Redis SWAPDB 命令背后做了什么

0x00 摘要

新使用一个功能之前必须慎重。除了进行大量测试以外，如果有条件，可以读取相关代码看看其内部执行原理。

本文我们就通过源码来看看 Redis SwapDB 命令是否靠谱。

0x01 SWAPDB 基础

1.1 命令说明

可用版本：>=4.0.0

该命令可以交换同一Redis服务器上的两个 DATABASE，可以实现连接某一数据库的连接立即访问到其他DATABASE的数据。

swapdb执行之后，用户连接db无需再执行select操作，即可看到新的数据。

1.2 演示

redis> set mystring 0 # 先在 db 0 设置为 0
OK
redis> select 1 # 然后切换到 db 1
OK
redis[1]> set mystring 1 # 设置为 1
OK
redis[1]> swapdb 0 1     # 交换db0和db1的数据
OK
redis[1]> get mystring   # db1的连接里获取  原db0  的数据
"0"

下面我们看看源码，Redis 究竟在背后做了什么，这个功能对我们日常业务是否有影响。

0x02 预先校验

SWAPDB 入口函数为 swapdbCommand。

可以看出来，swapdbCommand 预先做了一些检验。

如果是 cluster mode，则不允许切换；
获取两个DB idnexes，如果出错，就不切换；

然后才开始调用 dbSwapDatabases 进行切换；

/* SWAPDB db1 db2 */
void swapdbCommand(client *c) {
    long id1, id2;

    /* Not allowed in cluster mode: we have just DB 0 there. */
    if (server.cluster_enabled) {
        addReplyError(c,"SWAPDB is not allowed in cluster mode");
        return;
    }

    /* Get the two DBs indexes. */
    if (getLongFromObjectOrReply(c, c->argv[1], &id1,
        "invalid first DB index") != C_OK)
        return;

    if (getLongFromObjectOrReply(c, c->argv[2], &id2,
        "invalid second DB index") != C_OK)
        return;

    /* Swap... */
    if (dbSwapDatabases(id1,id2) == C_ERR) {
        addReplyError(c,"DB index is out of range");
        return;
    } else {
        RedisModuleSwapDbInfo si = {REDISMODULE_SWAPDBINFO_VERSION,id1,id2};
        moduleFireServerEvent(REDISMODULE_EVENT_SWAPDB,0,&si);
        server.dirty++;
        addReply(c,shared.ok);
    }
}

0x03 正式切换

dbSwapDatabases 是正式业务处理。

看了前半部分代码，真没想到这么简单，居然就是简单的把 db1，db2 的一些变量做了交换！

看了后半部分代码，才恍然原来还是有点复杂以及对业务有一定影响，具体就是：

通知 redis db 上面已经连结的各个客户端 ready，因为有些客户端在使用B[LR]POP 监听数据，交换了数据库，有些数值就可能已经ready了；
通知 redis db 上面 watch 的客户端，本数据库的数据已经有问题，所以客户端需要处理；

具体如下：

int dbSwapDatabases(long id1, long id2) {
    if (id1 < 0 || id1 >= server.dbnum ||
        id2 < 0 || id2 >= server.dbnum) return C_ERR;
    if (id1 == id2) return C_OK;
    redisDb aux = server.db[id1];
    redisDb *db1 = &server.db[id1], *db2 = &server.db[id2];

    /* Swap hash tables.
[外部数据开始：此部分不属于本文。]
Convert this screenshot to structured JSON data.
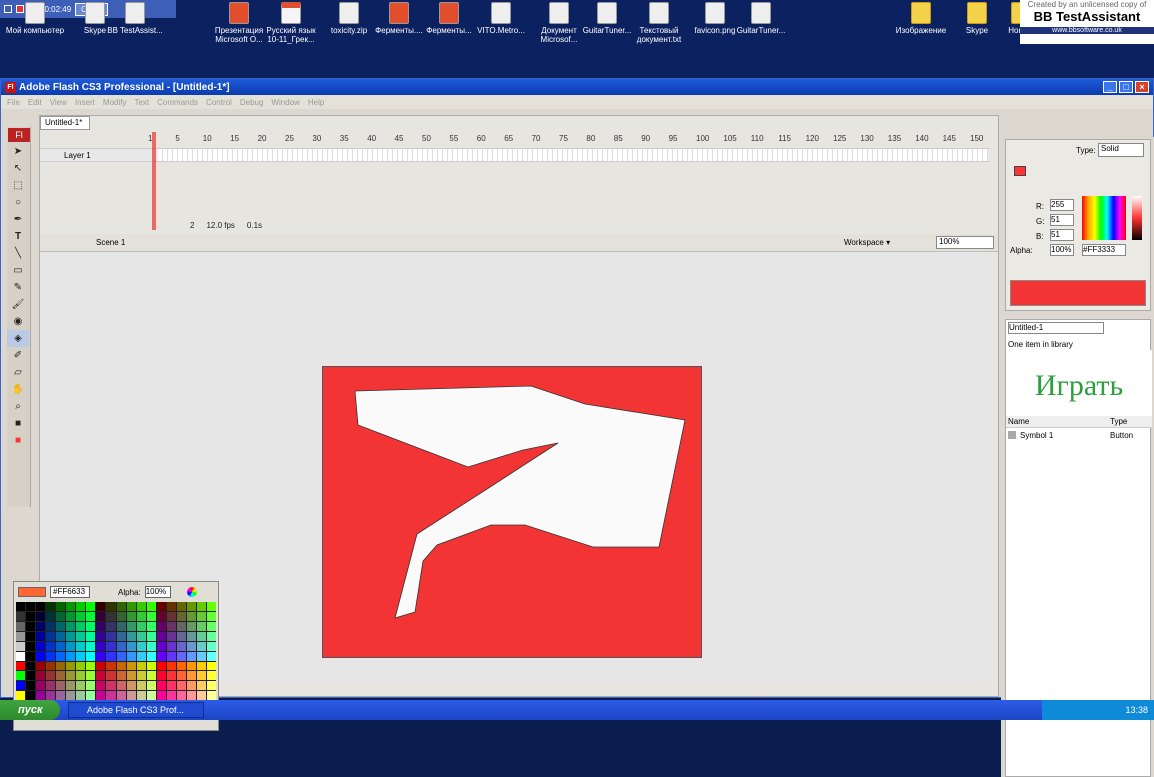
{
  "desktop": {
    "icons": [
      {
        "label": "Мой компьютер",
        "kind": "pc"
      },
      {
        "label": "Skype",
        "kind": "skype"
      },
      {
        "label": "BB TestAssist...",
        "kind": "bb"
      },
      {
        "label": "Презентация Microsoft O...",
        "kind": "ppt"
      },
      {
        "label": "Русский язык 10-11_Грек...",
        "kind": "pdf"
      },
      {
        "label": "toxicity.zip",
        "kind": "zip"
      },
      {
        "label": "Ферменты....",
        "kind": "ppt"
      },
      {
        "label": "Ферменты...",
        "kind": "ppt"
      },
      {
        "label": "VITO.Metro...",
        "kind": "doc"
      },
      {
        "label": "Документ Microsof...",
        "kind": "doc"
      },
      {
        "label": "GuitarTuner...",
        "kind": "app"
      },
      {
        "label": "Текстовый документ.txt",
        "kind": "txt"
      },
      {
        "label": "favicon.png",
        "kind": "png"
      },
      {
        "label": "GuitarTuner...",
        "kind": "app"
      },
      {
        "label": "Изображение",
        "kind": "folder"
      },
      {
        "label": "Skype",
        "kind": "folder"
      },
      {
        "label": "Нова...",
        "kind": "folder"
      }
    ]
  },
  "recorder": {
    "timer": "00:02:49",
    "close_label": "Close"
  },
  "watermark": {
    "line1": "Created by an unlicensed copy of",
    "line2": "BB TestAssistant",
    "line3": "www.bbsoftware.co.uk"
  },
  "app": {
    "title": "Adobe Flash CS3 Professional - [Untitled-1*]",
    "menu": [
      "File",
      "Edit",
      "View",
      "Insert",
      "Modify",
      "Text",
      "Commands",
      "Control",
      "Debug",
      "Window",
      "Help"
    ]
  },
  "timeline": {
    "doc_tab": "Untitled-1*",
    "frame_numbers": [
      "1",
      "5",
      "10",
      "15",
      "20",
      "25",
      "30",
      "35",
      "40",
      "45",
      "50",
      "55",
      "60",
      "65",
      "70",
      "75",
      "80",
      "85",
      "90",
      "95",
      "100",
      "105",
      "110",
      "115",
      "120",
      "125",
      "130",
      "135",
      "140",
      "145",
      "150"
    ],
    "layer_name": "Layer 1",
    "current_frame": "2",
    "fps": "12.0 fps",
    "time": "0.1s"
  },
  "editbar": {
    "scene": "Scene 1",
    "workspace": "Workspace ▾",
    "zoom": "100%"
  },
  "swatches": {
    "hex": "#FF6633",
    "alpha_label": "Alpha:",
    "alpha": "100%"
  },
  "color_panel": {
    "type_label": "Type:",
    "type_value": "Solid",
    "r_label": "R:",
    "r": "255",
    "g_label": "G:",
    "g": "51",
    "b_label": "B:",
    "b": "51",
    "alpha_label": "Alpha:",
    "alpha": "100%",
    "hex": "#FF3333"
  },
  "library": {
    "doc": "Untitled-1",
    "count": "One item in library",
    "preview_text": "Играть",
    "col_name": "Name",
    "col_type": "Type",
    "items": [
      {
        "name": "Symbol 1",
        "type": "Button"
      }
    ]
  },
  "taskbar": {
    "start": "пуск",
    "item": "Adobe Flash CS3 Prof...",
    "clock": "13:38"
  },
  "colors": {
    "stage_fill": "#f23434",
    "shape_fill": "#fafafa",
    "fill_color": "#ff3333",
    "swatch_selected": "#ff6633"
  }
}
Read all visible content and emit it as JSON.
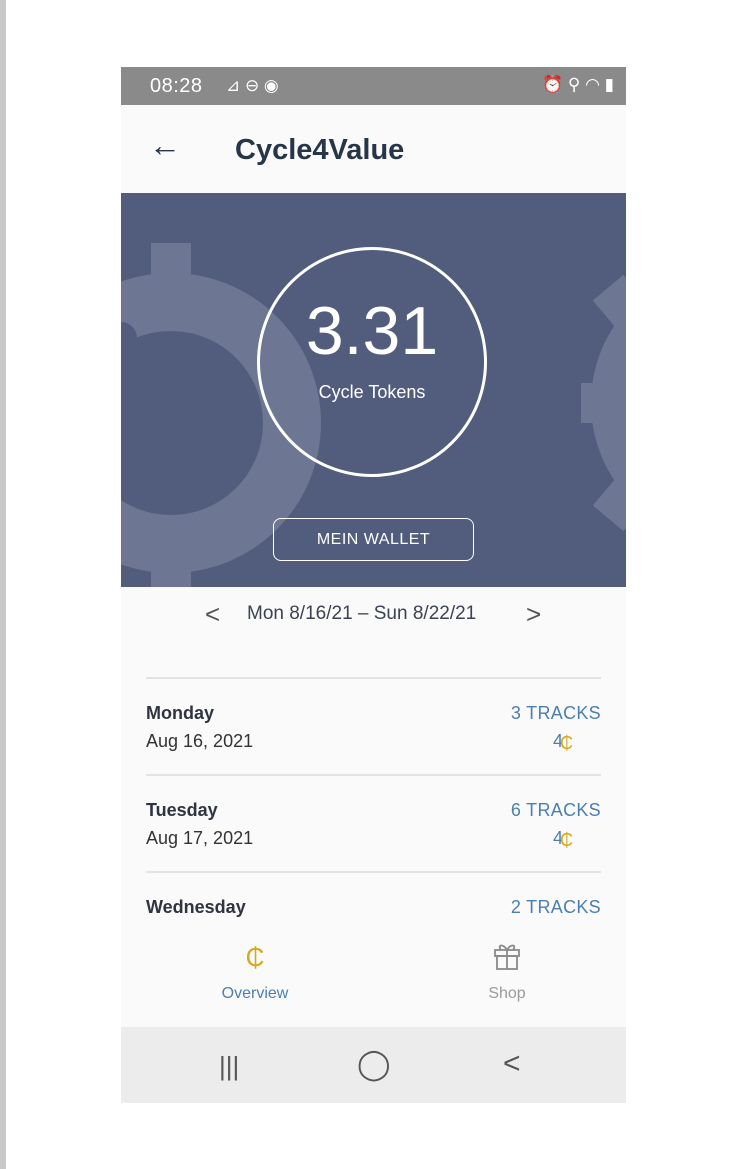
{
  "status_bar": {
    "time": "08:28",
    "left_icons": "⊿ ⊖ ◉",
    "right_icons": "⏰ ⚲ ◠ ▮"
  },
  "app_bar": {
    "title": "Cycle4Value",
    "back_icon": "arrow-left-icon"
  },
  "hero": {
    "token_value": "3.31",
    "token_label": "Cycle Tokens",
    "wallet_button": "MEIN WALLET",
    "background_color": "#525d7d"
  },
  "week_nav": {
    "prev": "<",
    "range": "Mon 8/16/21 – Sun 8/22/21",
    "next": ">"
  },
  "days": [
    {
      "name": "Monday",
      "date": "Aug 16, 2021",
      "tracks": "3 TRACKS",
      "tokens": "4"
    },
    {
      "name": "Tuesday",
      "date": "Aug 17, 2021",
      "tracks": "6 TRACKS",
      "tokens": "4"
    },
    {
      "name": "Wednesday",
      "date": "",
      "tracks": "2 TRACKS",
      "tokens": ""
    }
  ],
  "coin_symbol": "₵",
  "tabs": {
    "overview": {
      "label": "Overview",
      "icon": "₵",
      "active_color": "#4a7fb0"
    },
    "shop": {
      "label": "Shop",
      "icon": "gift-icon",
      "color": "#9a9a9a"
    }
  },
  "nav_bar": {
    "recents": "|||",
    "home": "◯",
    "back": "<"
  }
}
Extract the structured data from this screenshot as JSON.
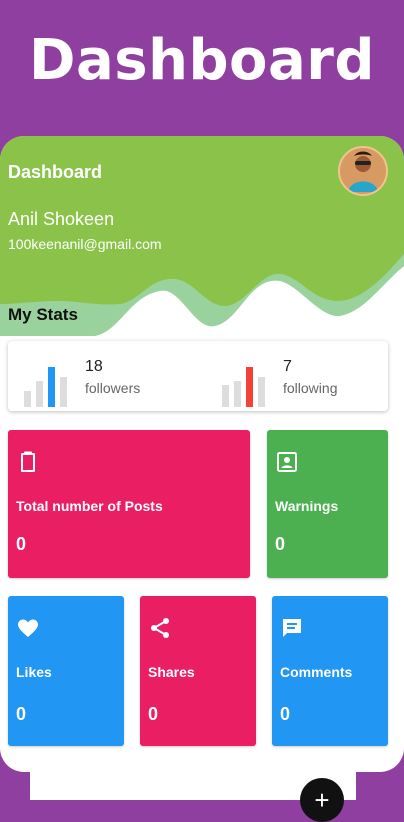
{
  "app": {
    "hero_title": "Dashboard"
  },
  "header": {
    "card_title": "Dashboard",
    "user_name": "Anil Shokeen",
    "user_email": "100keenanil@gmail.com"
  },
  "stats": {
    "section_title": "My Stats",
    "followers": {
      "count": "18",
      "label": "followers",
      "accent": "#2196f3"
    },
    "following": {
      "count": "7",
      "label": "following",
      "accent": "#f44336"
    }
  },
  "tiles": {
    "posts": {
      "label": "Total number of Posts",
      "value": "0",
      "icon": "clipboard-icon",
      "color": "#e91e63"
    },
    "warnings": {
      "label": "Warnings",
      "value": "0",
      "icon": "account-box-icon",
      "color": "#4caf50"
    },
    "likes": {
      "label": "Likes",
      "value": "0",
      "icon": "heart-icon",
      "color": "#2196f3"
    },
    "shares": {
      "label": "Shares",
      "value": "0",
      "icon": "share-icon",
      "color": "#e91e63"
    },
    "comments": {
      "label": "Comments",
      "value": "0",
      "icon": "comment-icon",
      "color": "#2196f3"
    }
  },
  "colors": {
    "background": "#8e3fa0",
    "header_green": "#8bc34a"
  }
}
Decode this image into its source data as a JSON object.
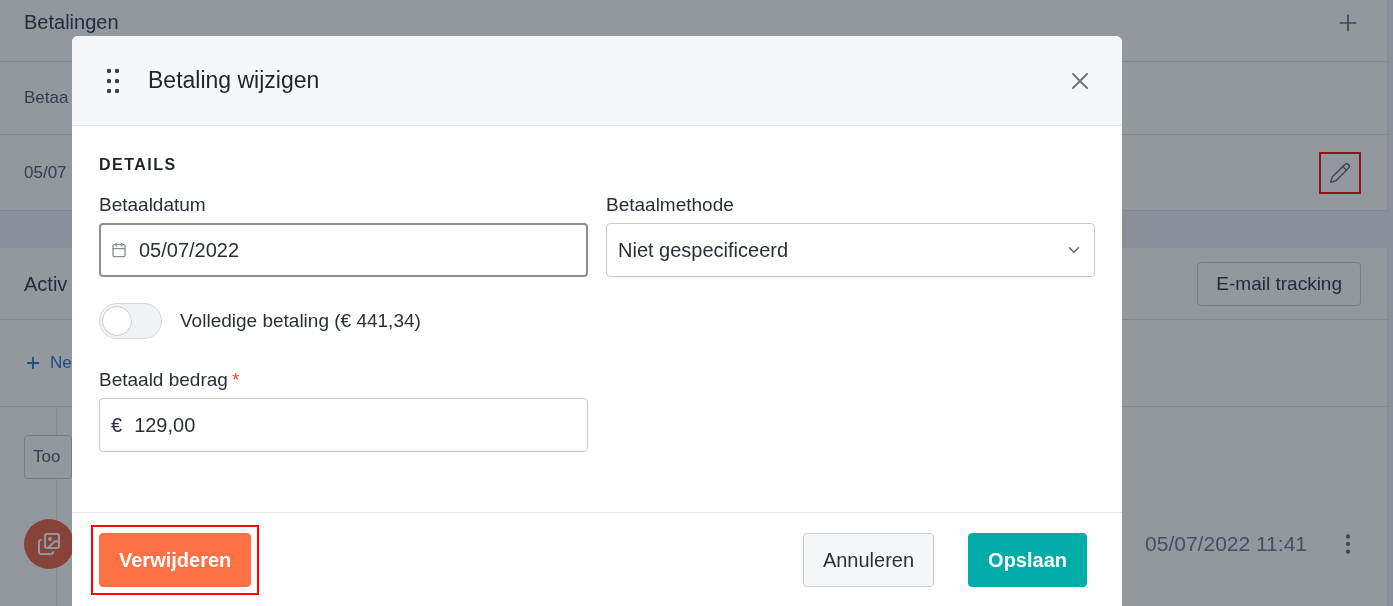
{
  "background": {
    "payments_title": "Betalingen",
    "column_header": "Betaa",
    "payment_row": {
      "date": "05/07",
      "edit_highlighted": true
    },
    "activity_title": "Activ",
    "email_tracking_button": "E-mail tracking",
    "new_link": "Ne",
    "filter_dropdown": "Too",
    "activity_entry": {
      "timestamp": "05/07/2022 11:41"
    }
  },
  "dialog": {
    "title": "Betaling wijzigen",
    "section": "DETAILS",
    "date_field": {
      "label": "Betaaldatum",
      "value": "05/07/2022",
      "focused": true
    },
    "method_field": {
      "label": "Betaalmethode",
      "value": "Niet gespecificeerd"
    },
    "full_payment_toggle": {
      "label": "Volledige betaling (€ 441,34)",
      "on": false
    },
    "amount_field": {
      "label": "Betaald bedrag",
      "required_mark": "*",
      "currency": "€",
      "value": "129,00"
    },
    "buttons": [
      {
        "kind": "danger",
        "label": "Verwijderen",
        "highlighted": true
      },
      {
        "kind": "secondary",
        "label": "Annuleren",
        "highlighted": false
      },
      {
        "kind": "primary",
        "label": "Opslaan",
        "highlighted": false
      }
    ]
  }
}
Note that we don't swap blocking_keys,
     * ready_keys and watched_keys, since we want clients to
     * remain in the same DB they were. */
    db1->dict = db2->dict;
    db1->expires = db2->expires;
    db1->avg_ttl = db2->avg_ttl;
    db1->expires_cursor = db2->expires_cursor;

    db2->dict = aux.dict;
    db2->expires = aux.expires;
    db2->avg_ttl = aux.avg_ttl;
    db2->expires_cursor = aux.expires_cursor;

    /* Now we need to handle clients blocked on lists: as an effect
     * of swapping the two DBs, a client that was waiting for list
     * X in a given DB, may now actually be unblocked if X happens
     * to exist in the new version of the DB, after the swap.
     *
     * However normally we only do this check for efficiency reasons
     * in dbAdd() when a list is created. So here we need to rescan
     * the list of clients blocked on lists and signal lists as ready
     * if needed.
     *
     * Also the swapdb should make transaction fail if there is any
     * client watching keys */
    scanDatabaseForReadyLists(db1);
    touchAllWatchedKeysInDb(db1, db2);
    scanDatabaseForReadyLists(db2);
    touchAllWatchedKeysInDb(db2, db1);
    return C_OK;
}

3.1 通知客户端ready

因为有些客户端在使用B[LR]POP 监听数据，交换了数据库，有些数值就可能已经ready了。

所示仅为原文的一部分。